Carotid artery disease consultation
A Mayo Clinic neurologist talks with a woman about her diagnosis.
Your doctor is likely to start with a thorough medical history and physical examination. The exam generally includes listening for a swooshing sound (bruit) over the carotid artery in your neck, a sound that's characteristic of a narrowed artery. Your doctor may then test your physical and mental capabilities such as strength, memory and speech.
After that, your doctor may recommend:
- Ultrasound, to assess blood flow and pressure in the carotid arteries.
- CT or MRI, to look for evidence of stroke or other abnormalities.
- CT angiography or MR angiography, which provides additional images of blood flow in the carotid arteries. A contrast dye is injected into a blood vessel, and a CT scan or an MRI gathers images of your neck and brain.
The goal in treating carotid artery disease is to prevent stroke. Specific treatments depend on the extent of blockage in your carotid arteries.
If blockage is mild to moderate, your doctor may recommend:
- Lifestyle changes to slow the progression of atherosclerosis. Recommendations may include quitting smoking, losing weight, eating healthy foods, reducing salt and exercising regularly.
- Medication to control blood pressure or lower cholesterol. Your doctor may also recommend taking a daily aspirin or other blood-thinning medication to prevent blood clots.
If blockage is severe, or if you've already had a TIA or stroke, your doctor may recommend removing the blockage from the artery. The options include:
- Carotid endarterectomy, the most common treatment for severe carotid artery disease. After making an incision along the front of your neck, the surgeon opens the affected carotid artery and removes the plaques. The artery is repaired with either stitches or a graft.
- Carotid angioplasty and stenting, if the blockage is too difficult to reach with carotid endarterectomy or you have other health conditions that make surgery too risky. You are given local anesthesia and a tiny balloon is threaded by catheter to the area of the clog. The balloon is inflated to widen the artery, and a small wire mesh coil (stent) is inserted to keep the artery from narrowing again.
Explore Mayo Clinic studies testing new treatments, interventions and tests as a means to prevent, detect, treat or manage this disease.
Preparing for your appointment
You may be referred to a doctor who specializes in disorders of the brain and nervous system (neurologist).
What you can do
- Write down your symptoms, including any that may seem unrelated to the reason why you scheduled the appointment.

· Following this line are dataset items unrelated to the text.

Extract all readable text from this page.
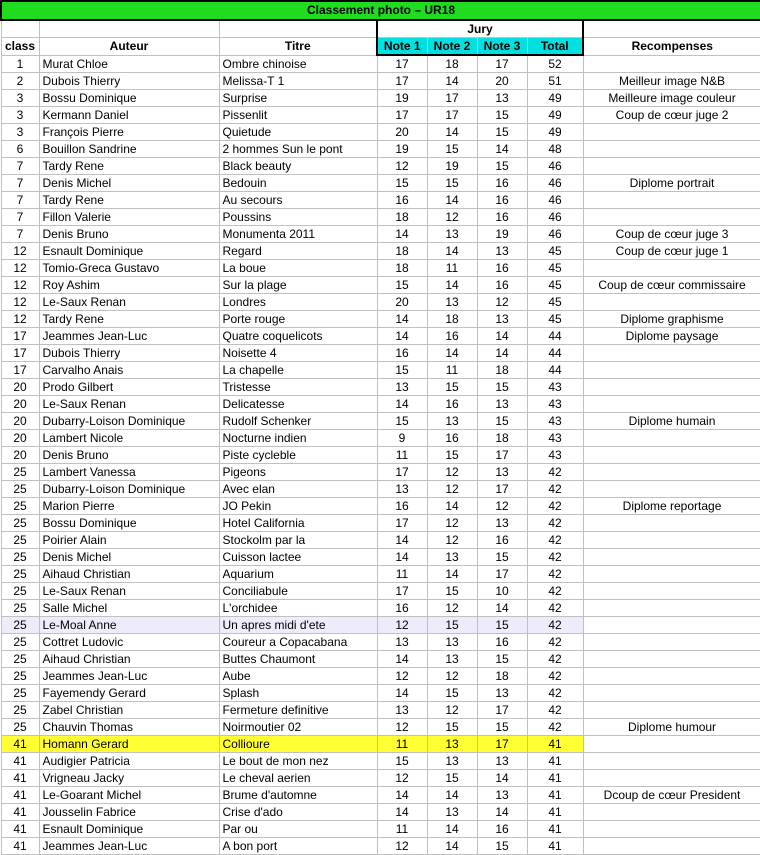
Classement photo – UR18							
			Jury				
class	Auteur	Titre	Note 1	Note 2	Note 3	Total	Recompenses
1	Murat Chloe	Ombre chinoise	17	18	17	52	
2	Dubois Thierry	Melissa-T 1	17	14	20	51	Meilleur image N&B
3	Bossu Dominique	Surprise	19	17	13	49	Meilleure image couleur
3	Kermann Daniel	Pissenlit	17	17	15	49	Coup de cœur juge 2
3	François Pierre	Quietude	20	14	15	49	
6	Bouillon Sandrine	2 hommes Sun le pont	19	15	14	48	
7	Tardy Rene	Black beauty	12	19	15	46	
7	Denis Michel	Bedouin	15	15	16	46	Diplome portrait
7	Tardy Rene	Au secours	16	14	16	46	
7	Fillon Valerie	Poussins	18	12	16	46	
7	Denis Bruno	Monumenta 2011	14	13	19	46	Coup de cœur juge 3
12	Esnault Dominique	Regard	18	14	13	45	Coup de cœur juge 1
12	Tomio-Greca Gustavo	La boue	18	11	16	45	
12	Roy Ashim	Sur la plage	15	14	16	45	Coup de cœur commissaire
12	Le-Saux Renan	Londres	20	13	12	45	
12	Tardy Rene	Porte rouge	14	18	13	45	Diplome graphisme
17	Jeammes Jean-Luc	Quatre coquelicots	14	16	14	44	Diplome paysage
17	Dubois Thierry	Noisette 4	16	14	14	44	
17	Carvalho Anais	La chapelle	15	11	18	44	
20	Prodo Gilbert	Tristesse	13	15	15	43	
20	Le-Saux Renan	Delicatesse	14	16	13	43	
20	Dubarry-Loison Dominique	Rudolf Schenker	15	13	15	43	Diplome humain
20	Lambert Nicole	Nocturne indien	9	16	18	43	
20	Denis Bruno	Piste cycleble	11	15	17	43	
25	Lambert Vanessa	Pigeons	17	12	13	42	
25	Dubarry-Loison Dominique	Avec elan	13	12	17	42	
25	Marion Pierre	JO Pekin	16	14	12	42	Diplome reportage
25	Bossu Dominique	Hotel California	17	12	13	42	
25	Poirier Alain	Stockolm par la	14	12	16	42	
25	Denis Michel	Cuisson lactee	14	13	15	42	
25	Aihaud Christian	Aquarium	11	14	17	42	
25	Le-Saux Renan	Conciliabule	17	15	10	42	
25	Salle Michel	L'orchidee	16	12	14	42	
25	Le-Moal Anne	Un apres midi d'ete	12	15	15	42	
25	Cottret Ludovic	Coureur a Copacabana	13	13	16	42	
25	Aihaud Christian	Buttes Chaumont	14	13	15	42	
25	Jeammes Jean-Luc	Aube	12	12	18	42	
25	Fayemendy Gerard	Splash	14	15	13	42	
25	Zabel Christian	Fermeture definitive	13	12	17	42	
25	Chauvin Thomas	Noirmoutier 02	12	15	15	42	Diplome humour
41	Homann Gerard	Collioure	11	13	17	41	
41	Audigier Patricia	Le bout de mon nez	15	13	13	41	
41	Vrigneau Jacky	Le cheval aerien	12	15	14	41	
41	Le-Goarant Michel	Brume d'automne	14	14	13	41	Dcoup de cœur President
41	Jousselin Fabrice	Crise d'ado	14	13	14	41	
41	Esnault Dominique	Par ou	11	14	16	41	
41	Jeammes Jean-Luc	A bon port	12	14	15	41	
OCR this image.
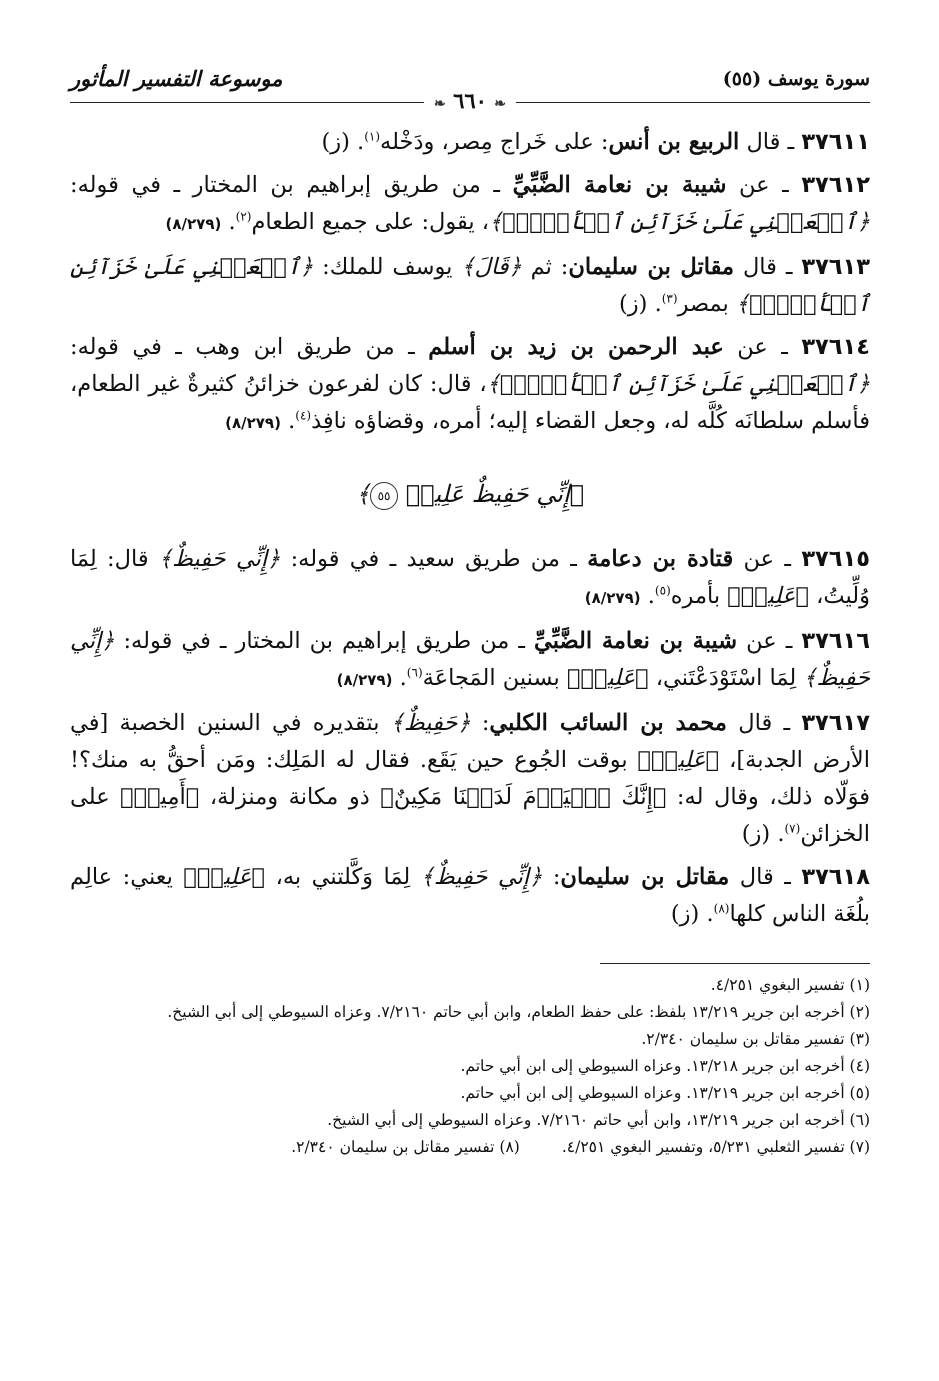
سورة يوسف (٥٥)
موسوعة التفسير المأثور
❧ ٦٦٠ ❧

٣٧٦١١ ـ قال الربيع بن أنس: على خَراج مِصر، ودَخْله$^{(١)}$. (ز)

٣٧٦١٢ ـ عن شيبة بن نعامة الضَّبِّيِّ ـ من طريق إبراهيم بن المختار ـ في قوله: ﴿ٱجۡعَلۡنِي عَلَىٰ خَزَآئِنِ ٱلۡأَرۡضِۖ﴾، يقول: على جميع الطعام$^{(٢)}$. (٨/٢٧٩)

٣٧٦١٣ ـ قال مقاتل بن سليمان: ثم ﴿قَالَ﴾ يوسف للملك: ﴿ٱجۡعَلۡنِي عَلَىٰ خَزَآئِنِ ٱلۡأَرۡضِۖ﴾ بمصر$^{(٣)}$. (ز)

٣٧٦١٤ ـ عن عبد الرحمن بن زيد بن أسلم ـ من طريق ابن وهب ـ في قوله: ﴿ٱجۡعَلۡنِي عَلَىٰ خَزَآئِنِ ٱلۡأَرۡضِۖ﴾، قال: كان لفرعون خزائنُ كثيرةٌ غير الطعام، فأسلم سلطانَه كُلَّه له، وجعل القضاء إليه؛ أمره، وقضاؤه نافِذ$^{(٤)}$. (٨/٢٧٩)

﴿إِنِّي حَفِيظٌ عَلِيمٞ ٥٥﴾

٣٧٦١٥ ـ عن قتادة بن دعامة ـ من طريق سعيد ـ في قوله: ﴿إِنِّي حَفِيظٌ﴾ قال: لِمَا وُلِّيتُ، ﴿عَلِيمٞ﴾ بأمره$^{(٥)}$. (٨/٢٧٩)

٣٧٦١٦ ـ عن شيبة بن نعامة الضَّبِّيِّ ـ من طريق إبراهيم بن المختار ـ في قوله: ﴿إِنِّي حَفِيظٌ﴾ لِمَا اسْتَوْدَعْتَني، ﴿عَلِيمٞ﴾ بسنين المَجاعَة$^{(٦)}$. (٨/٢٧٩)

٣٧٦١٧ ـ قال محمد بن السائب الكلبي: ﴿حَفِيظٌ﴾ بتقديره في السنين الخصبة [في الأرض الجدبة]، ﴿عَلِيمٞ﴾ بوقت الجُوع حين يَقَع. فقال له المَلِك: ومَن أحقُّ به منك؟! فوَلّاه ذلك، وقال له: ﴿إِنَّكَ ٱلۡيَوۡمَ لَدَيۡنَا مَكِينٌ﴾ ذو مكانة ومنزلة، ﴿أَمِينٞ﴾ على الخزائن$^{(٧)}$. (ز)

٣٧٦١٨ ـ قال مقاتل بن سليمان: ﴿إِنِّي حَفِيظٌ﴾ لِمَا وَكَّلتني به، ﴿عَلِيمٞ﴾ يعني: عالِم بلُغَة الناس كلها$^{(٨)}$. (ز)

(١) تفسير البغوي ٤/٢٥١.

(٢) أخرجه ابن جرير ١٣/٢١٩ بلفظ: على حفظ الطعام، وابن أبي حاتم ٧/٢١٦٠. وعزاه السيوطي إلى أبي الشيخ.

(٣) تفسير مقاتل بن سليمان ٢/٣٤٠.

(٤) أخرجه ابن جرير ١٣/٢١٨. وعزاه السيوطي إلى ابن أبي حاتم.

(٥) أخرجه ابن جرير ١٣/٢١٩. وعزاه السيوطي إلى ابن أبي حاتم.

(٦) أخرجه ابن جرير ١٣/٢١٩، وابن أبي حاتم ٧/٢١٦٠. وعزاه السيوطي إلى أبي الشيخ.

(٧) تفسير الثعلبي ٥/٢٣١، وتفسير البغوي ٤/٢٥١.
(٨) تفسير مقاتل بن سليمان ٢/٣٤٠.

- Make a list of all your medications, vitamins and supplements.
- Write down your key medical information, including other conditions.
- Write down key personal information, including any recent changes or stressors in your life.
- Write down questions to ask your doctor.
- Ask a relative or friend to accompany you, to help you remember what the doctor says.
Questions to ask your doctor
- What's the most likely cause of my symptoms?
- What kinds of tests do I need?
- What kinds of treatments do I need?
- Should I make any lifestyle changes?
In addition to the questions that you've prepared to ask your doctor, don't hesitate to ask other questions during your appointment.
What to expect from your doctor
Your doctor is likely to ask you a number of questions. Being ready to answer them may make time to go over points you want to spend more time on. You may be asked:
- Have you had any stroke-like signs and symptoms, such as weakness on one side of your body, trouble speaking or sudden vision problems?
- When did you first begin experiencing symptoms? How long did they last?
- Do you smoke?
- How much alcohol do you drink?
- Do you exercise regularly?
- What do you eat in a typical day?
- Do you have a family history of heart disease or stroke?
- Do you have symptoms of sleep apnea?
- Have you been diagnosed with any other medical conditions?